Türkçüler İslâm’a karşı olmadıklarını sıklıkla beyan etmişlerdi, hatta
bunu söyleme ihtiyacı duymuşlar, bazen de bir savunma psikolojisiyle hareket
etmişlerdi. Ancak onların İslâm’la alâkalı karşı oldukları bir şey vardı: Siyasî İslâm.
Türkçüler İslâm’ın kendisine ne kadar karşı değillerse de ümmetçiliğe o kadar
muhaliflerdi. İslâmcılığın, ümmetçiliğin “Türklük ve millî şuur için zararlı olduğunu”

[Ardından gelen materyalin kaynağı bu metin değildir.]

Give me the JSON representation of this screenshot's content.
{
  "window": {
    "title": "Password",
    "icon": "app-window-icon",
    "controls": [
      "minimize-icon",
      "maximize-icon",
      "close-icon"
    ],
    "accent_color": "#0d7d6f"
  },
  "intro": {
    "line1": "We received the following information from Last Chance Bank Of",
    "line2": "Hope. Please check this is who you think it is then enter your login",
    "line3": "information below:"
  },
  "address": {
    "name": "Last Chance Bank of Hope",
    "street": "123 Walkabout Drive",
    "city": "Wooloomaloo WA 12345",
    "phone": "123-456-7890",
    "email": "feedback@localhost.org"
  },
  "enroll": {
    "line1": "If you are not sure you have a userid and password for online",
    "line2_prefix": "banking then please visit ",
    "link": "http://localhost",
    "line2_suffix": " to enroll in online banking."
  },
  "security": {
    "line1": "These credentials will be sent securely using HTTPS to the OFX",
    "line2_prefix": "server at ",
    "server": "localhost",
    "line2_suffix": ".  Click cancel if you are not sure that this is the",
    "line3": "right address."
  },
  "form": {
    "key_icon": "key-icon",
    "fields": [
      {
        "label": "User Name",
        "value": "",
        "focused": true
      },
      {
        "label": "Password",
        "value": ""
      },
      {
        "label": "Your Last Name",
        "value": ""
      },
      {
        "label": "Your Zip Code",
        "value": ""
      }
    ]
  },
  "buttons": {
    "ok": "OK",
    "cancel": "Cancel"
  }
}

düşünüyorlardı. Bütün Türklerin kardeş olduğunu ve birlik olması gerektiğine inanan
Türkçüler için farklı soydan gelen insanların sadece din bağıyla birbirlerine
bağlanmaları mümkün değildi. Bu konuyu en fazla işleyen yazarlardan biri Yavuz
Yücel’di. Ona göre, Türkçüler Müslüman’dı ve İslâm’a karşı değillerdi. Ümmetçiler,
İslâm’da milliyetçilik yoktur, Türklük yoktur, bütün müminler kardeştir diyerek toprak
ve vatan mefhumlarını reddeden “beynelmilelci Panislâmistler”di. Yücel böyle bir
kardeşliği kabul etmiyordu. İslâm kardeşliği ancak Müslümanların birbirini sevmeleri
ve haklarına riayet etmeleriyle mümkün olabilirdi. Müslüman devletler birbirlerine
düşman nazarlarla bakmaz ve aralarındaki ekonomik ve ticarî ilişkileri arttırırlarsa bu
kardeşlik kuvvetlenirdi. Oysa Türkiye’deki İslâmcıların yaptığı bu değildi. Sadece
kardeşiz diyorlar, mensup oldukları milleti inkâr ediyorlar ve her şeyleriyle başka
oldukları milletlerden mürekkep siyasî birlik kurmak istiyorlardı. Yazarın kardeşlik
meselesi üzerine başka itirazları da vardı. Ne diyordu İslâmcılar? “Kâfirler bir millet,
müminler bir millet.” Yücel’in itirazı tam da bunaydı. Aynı dinden olanlar asla bir
millet meydana getiremezdi. Müslüman bir Alman, yine Alman’dı. Türklerle onun
arasında sadece İslâm’ın esaslarına bağlanmaktan doğan bir “din kardeşliği hukuku” ve
“ibadet ortaklığı” vardı. Onunla bir millî birlik vücuda getirilemezdi. Zira Arnavutlar ve
Araplar din kardeşi olmalarına rağmen Türklüğe “ihanet” etmişlerdi. Yavuz Yücel,
İslâmcıların kendi içlerinde “çelişkiye” düştüklerine de inanıyordu. “Sizler” diyordu
İslâmcılara, “İslâmcı değil, İslâm bile olamazsınız.” Zira Balkanlarda, Irak’ta,
Suriye’de, Azerbaycan’da, İdil-Ural’da, Türkistan’da 50 milyon Müslüman Türk, Rus
esiriyken İslâmcılar onları ölüme terk etmişlerdi. Bu bağlamda Yücel’e göre,
peygamberin “Müslümanın derdiyle ilgilenmeyen Müslüman değildir” sözü tam da
İslâmcılar için söylenmişti.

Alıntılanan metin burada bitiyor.